Lupin offered a brief nod, his eyes focused on Harry. “Harry?” he said quietly, and he took a step towards the boy, hand offered out.

“That’s why Snape calls you a monster,” Harry said. “You—you are a monster. I thought he was just being—being Snape, but—“

“I’m not a monster, Harry.” Harry didn’t move a muscle.

“You’re—You believe him!” This time Harry flung his finger out and Black flinched. “You—even if you weren’t a werewolf, that would make you a monster!”

“Harry—you don’t—“

“I UNDERSTAND!” Harry yelled, jumping to his feet. “He KILLED my PARENTS! He killed your best friends, and you don’t even care! You don’t even CARE!” Harry threw himself at someone for he second time that evening. This time, however, Professor Lupin caught him by the arms before he could do any damage and all he could do was scream. “He killed them! He did it, he said so!”

“Harry, Pe—“ Lupin started, only to be cut off by a wail from Harry.

“PETTIGREW’S DEAD! THEY’RE ALL DEAD AND IT’S ALL HIS FAULT!” Harry yelled, and he tried to twist free of Lupin and kicked his legs at Black, who looked enthusiastic to the point of mania.

“No, no, that’s what everyone thought,” Lupin soothed, and Black broke in.

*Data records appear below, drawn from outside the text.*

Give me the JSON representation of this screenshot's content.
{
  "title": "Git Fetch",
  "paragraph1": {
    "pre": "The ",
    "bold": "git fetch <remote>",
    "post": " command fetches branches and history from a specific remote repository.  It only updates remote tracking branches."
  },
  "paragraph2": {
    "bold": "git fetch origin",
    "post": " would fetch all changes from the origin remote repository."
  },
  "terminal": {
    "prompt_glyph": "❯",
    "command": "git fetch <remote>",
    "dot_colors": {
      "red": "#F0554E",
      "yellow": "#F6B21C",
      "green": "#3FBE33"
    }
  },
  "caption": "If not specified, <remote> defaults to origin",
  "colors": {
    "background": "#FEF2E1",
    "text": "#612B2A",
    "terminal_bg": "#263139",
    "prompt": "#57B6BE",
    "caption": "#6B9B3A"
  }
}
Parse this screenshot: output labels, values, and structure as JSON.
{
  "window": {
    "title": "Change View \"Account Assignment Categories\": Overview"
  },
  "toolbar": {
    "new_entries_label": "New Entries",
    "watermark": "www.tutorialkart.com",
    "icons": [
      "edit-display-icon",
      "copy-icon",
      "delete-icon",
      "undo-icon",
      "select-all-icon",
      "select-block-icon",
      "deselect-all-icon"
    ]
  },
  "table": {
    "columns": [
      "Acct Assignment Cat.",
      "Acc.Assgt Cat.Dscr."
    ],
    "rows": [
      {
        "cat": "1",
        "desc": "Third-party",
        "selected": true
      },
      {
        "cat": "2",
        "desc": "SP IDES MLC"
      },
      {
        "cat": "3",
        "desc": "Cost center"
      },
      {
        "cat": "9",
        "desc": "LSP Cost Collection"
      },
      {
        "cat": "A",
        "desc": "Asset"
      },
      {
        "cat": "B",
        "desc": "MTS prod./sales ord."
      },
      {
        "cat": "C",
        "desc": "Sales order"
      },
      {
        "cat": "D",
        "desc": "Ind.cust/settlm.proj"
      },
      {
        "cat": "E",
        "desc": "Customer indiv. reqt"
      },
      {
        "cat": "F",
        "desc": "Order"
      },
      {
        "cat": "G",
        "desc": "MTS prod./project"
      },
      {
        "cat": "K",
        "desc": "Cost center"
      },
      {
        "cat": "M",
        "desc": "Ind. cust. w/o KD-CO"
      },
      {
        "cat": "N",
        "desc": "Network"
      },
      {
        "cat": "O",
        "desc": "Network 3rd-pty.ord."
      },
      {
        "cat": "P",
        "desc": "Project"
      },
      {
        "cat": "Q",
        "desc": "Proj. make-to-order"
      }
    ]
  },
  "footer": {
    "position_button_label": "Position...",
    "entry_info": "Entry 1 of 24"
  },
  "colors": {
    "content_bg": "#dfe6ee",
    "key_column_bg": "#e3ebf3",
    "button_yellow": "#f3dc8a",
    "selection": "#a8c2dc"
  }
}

“Everyone was wrong! I didn’t kill Lily and James, but it was—“ here the man choked up a little before moving on. “It was my fault.”

“Who killed them, then? Pettigrew? And who killed him, huh, McGonagall?”

“No, Harry, remember? Remember what I told you, about Pettigrew? The biggest part of him they found was his—“

“Finger! What has that to do with anything?” Harry roared, and he pulled away from Lupin. Hermione touched his shoulder.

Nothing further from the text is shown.